The Sesia-Val Grande in northwest Italy has been included in the UNESCO list of Global Geoparks.
Italy has nine Global Geoparks. The recent addition means that Italy is the European country with the largest number of Geoparks and the second in the world after China.
UNESCO classifies a Global Geopark as a unified area with geological heritage of international significance. Geoparks use that heritage to promote awareness of key issues facing society and many Geoparks promote awareness of geological hazards, including volcanoes, earthquakes and tsunamis. Geoparks also hold records of past climate change and are educators on current climate change, as well as adopting a best practice approach to utilising renewable energy and employing the best standards of “green tourism.” There are 100 Geoparks spread across 29 countries.
The Sesia-Val Grande Geopark borders Valle d’Aosta and Mount Rosa on the west, the Ossola and Vigezzo valleys and Swiss border on the north, the Maggiore Lake on the east and southeast, and the Po valley on the south near Vercelli. The Geopark includes the Val Grande National Park, the two Alta Valsesia and Monte Fenera regional parks, and the Sacri Monti di Varallo and SS. Trinità di Ghiffa Special Nature Reserves. The territory includes the whole Val Grande National Park and 26 bordering municipalities northwards, while extending southwards over a large area including Valsesia up to Mount Rosa and part of the surrounding valleys including Valsessera and Valstrona, part of the Biellese Alps and the High Novaresi Hills.
The Sesia-Val Grande Geopark’s geology is connected to Alpine tectonics with outcrops used for hiking tours through the Earth’s crust, including a journey from the deep crust to the collapsed caldera of a fossilised supervolcano in the lower Sesia Valley with its 15-mile-deep magmatic plumbing system.
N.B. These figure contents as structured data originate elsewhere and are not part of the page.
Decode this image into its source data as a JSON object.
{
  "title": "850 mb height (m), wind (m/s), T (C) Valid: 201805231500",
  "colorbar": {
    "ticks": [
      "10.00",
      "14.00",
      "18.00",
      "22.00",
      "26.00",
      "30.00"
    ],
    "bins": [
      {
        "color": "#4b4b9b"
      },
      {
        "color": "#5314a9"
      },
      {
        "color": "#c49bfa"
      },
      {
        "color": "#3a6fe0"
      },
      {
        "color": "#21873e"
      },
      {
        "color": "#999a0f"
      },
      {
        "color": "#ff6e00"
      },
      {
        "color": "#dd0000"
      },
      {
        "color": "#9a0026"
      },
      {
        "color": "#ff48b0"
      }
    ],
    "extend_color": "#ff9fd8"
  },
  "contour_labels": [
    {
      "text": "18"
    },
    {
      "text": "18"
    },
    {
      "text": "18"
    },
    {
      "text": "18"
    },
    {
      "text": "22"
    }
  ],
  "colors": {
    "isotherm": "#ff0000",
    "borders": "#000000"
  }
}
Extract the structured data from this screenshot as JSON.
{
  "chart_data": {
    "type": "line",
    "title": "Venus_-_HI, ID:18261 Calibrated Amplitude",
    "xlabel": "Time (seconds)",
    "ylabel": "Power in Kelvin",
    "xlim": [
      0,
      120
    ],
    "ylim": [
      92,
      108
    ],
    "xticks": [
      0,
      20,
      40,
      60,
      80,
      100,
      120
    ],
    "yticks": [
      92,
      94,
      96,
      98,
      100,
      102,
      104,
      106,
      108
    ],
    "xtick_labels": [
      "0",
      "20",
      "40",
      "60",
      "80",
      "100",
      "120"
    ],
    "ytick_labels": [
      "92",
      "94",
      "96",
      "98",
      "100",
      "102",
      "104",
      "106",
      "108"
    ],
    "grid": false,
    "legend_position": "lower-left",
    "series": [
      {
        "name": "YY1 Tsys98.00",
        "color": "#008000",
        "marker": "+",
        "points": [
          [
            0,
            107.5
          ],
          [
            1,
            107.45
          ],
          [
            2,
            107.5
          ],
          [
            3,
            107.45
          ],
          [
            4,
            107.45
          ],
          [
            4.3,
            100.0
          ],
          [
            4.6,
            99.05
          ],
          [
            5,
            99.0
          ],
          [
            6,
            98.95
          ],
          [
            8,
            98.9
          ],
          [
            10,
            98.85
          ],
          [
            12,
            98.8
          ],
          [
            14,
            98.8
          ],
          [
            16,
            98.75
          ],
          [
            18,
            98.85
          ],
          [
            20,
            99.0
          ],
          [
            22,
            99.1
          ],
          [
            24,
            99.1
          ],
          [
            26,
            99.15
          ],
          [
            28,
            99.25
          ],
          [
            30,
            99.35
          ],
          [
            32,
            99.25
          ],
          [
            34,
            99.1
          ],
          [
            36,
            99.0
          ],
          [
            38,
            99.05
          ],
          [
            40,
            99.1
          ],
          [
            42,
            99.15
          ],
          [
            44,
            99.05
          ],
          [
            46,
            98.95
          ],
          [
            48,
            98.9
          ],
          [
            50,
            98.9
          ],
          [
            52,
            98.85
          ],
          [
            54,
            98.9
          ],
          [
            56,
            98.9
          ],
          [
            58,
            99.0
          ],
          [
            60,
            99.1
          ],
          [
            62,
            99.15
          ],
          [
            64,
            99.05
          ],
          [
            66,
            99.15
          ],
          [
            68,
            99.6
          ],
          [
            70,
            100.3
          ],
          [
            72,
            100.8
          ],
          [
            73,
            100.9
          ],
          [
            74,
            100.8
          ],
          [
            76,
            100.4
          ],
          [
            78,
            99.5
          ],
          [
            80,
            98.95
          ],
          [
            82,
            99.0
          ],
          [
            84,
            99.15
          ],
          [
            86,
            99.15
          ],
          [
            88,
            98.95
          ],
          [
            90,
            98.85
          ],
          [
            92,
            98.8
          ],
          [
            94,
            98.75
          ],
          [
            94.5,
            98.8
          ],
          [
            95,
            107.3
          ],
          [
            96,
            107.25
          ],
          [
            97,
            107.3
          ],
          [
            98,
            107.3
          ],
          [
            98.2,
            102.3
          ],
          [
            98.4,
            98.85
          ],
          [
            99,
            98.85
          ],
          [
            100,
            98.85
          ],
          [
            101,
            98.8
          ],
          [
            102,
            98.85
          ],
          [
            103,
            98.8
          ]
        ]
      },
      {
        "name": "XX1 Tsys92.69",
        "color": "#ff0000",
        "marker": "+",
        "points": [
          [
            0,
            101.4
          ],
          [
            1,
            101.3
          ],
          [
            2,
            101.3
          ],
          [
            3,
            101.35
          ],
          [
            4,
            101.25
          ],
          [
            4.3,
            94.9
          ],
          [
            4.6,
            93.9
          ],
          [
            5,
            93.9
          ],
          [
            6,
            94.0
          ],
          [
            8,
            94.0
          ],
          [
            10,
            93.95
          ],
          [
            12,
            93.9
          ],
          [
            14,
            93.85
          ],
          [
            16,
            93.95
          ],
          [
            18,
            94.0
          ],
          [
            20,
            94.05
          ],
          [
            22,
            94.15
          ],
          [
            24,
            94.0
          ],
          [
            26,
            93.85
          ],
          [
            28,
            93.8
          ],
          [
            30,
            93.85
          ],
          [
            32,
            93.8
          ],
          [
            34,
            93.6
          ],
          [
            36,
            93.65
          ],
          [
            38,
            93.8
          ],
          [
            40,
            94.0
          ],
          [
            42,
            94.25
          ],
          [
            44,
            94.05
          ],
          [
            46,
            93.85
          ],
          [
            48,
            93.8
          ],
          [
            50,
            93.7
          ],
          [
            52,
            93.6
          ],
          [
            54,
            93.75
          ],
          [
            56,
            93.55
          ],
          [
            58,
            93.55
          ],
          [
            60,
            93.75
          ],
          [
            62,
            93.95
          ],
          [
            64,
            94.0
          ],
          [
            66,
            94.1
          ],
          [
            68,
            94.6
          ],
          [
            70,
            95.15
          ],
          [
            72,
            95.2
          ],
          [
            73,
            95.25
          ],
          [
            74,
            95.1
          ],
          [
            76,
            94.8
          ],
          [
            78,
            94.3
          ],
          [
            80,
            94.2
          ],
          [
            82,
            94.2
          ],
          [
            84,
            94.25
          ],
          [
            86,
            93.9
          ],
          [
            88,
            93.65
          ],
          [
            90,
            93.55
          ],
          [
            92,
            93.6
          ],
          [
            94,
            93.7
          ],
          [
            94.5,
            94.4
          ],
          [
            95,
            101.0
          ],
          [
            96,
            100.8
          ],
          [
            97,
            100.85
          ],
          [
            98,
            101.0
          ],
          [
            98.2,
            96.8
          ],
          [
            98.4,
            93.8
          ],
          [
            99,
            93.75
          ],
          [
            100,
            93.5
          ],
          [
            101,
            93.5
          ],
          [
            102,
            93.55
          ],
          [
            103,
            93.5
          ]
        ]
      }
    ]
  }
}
The Geopark provides one of the most spectacular sections through rocks of lower crustal origin lifted by mountain building processes. Two important rocks are of special interest: the pink marble in Ossola, used to build Milan’s Duomo in the 14th century, and soap stone, which has been used for a variety of purposes throughout history. The villages in Val Sesia are important for the history of the Walser people, who migrated to the region between the 12th and 13th century from what is now the German-speaking part of the Swiss canton of Valais.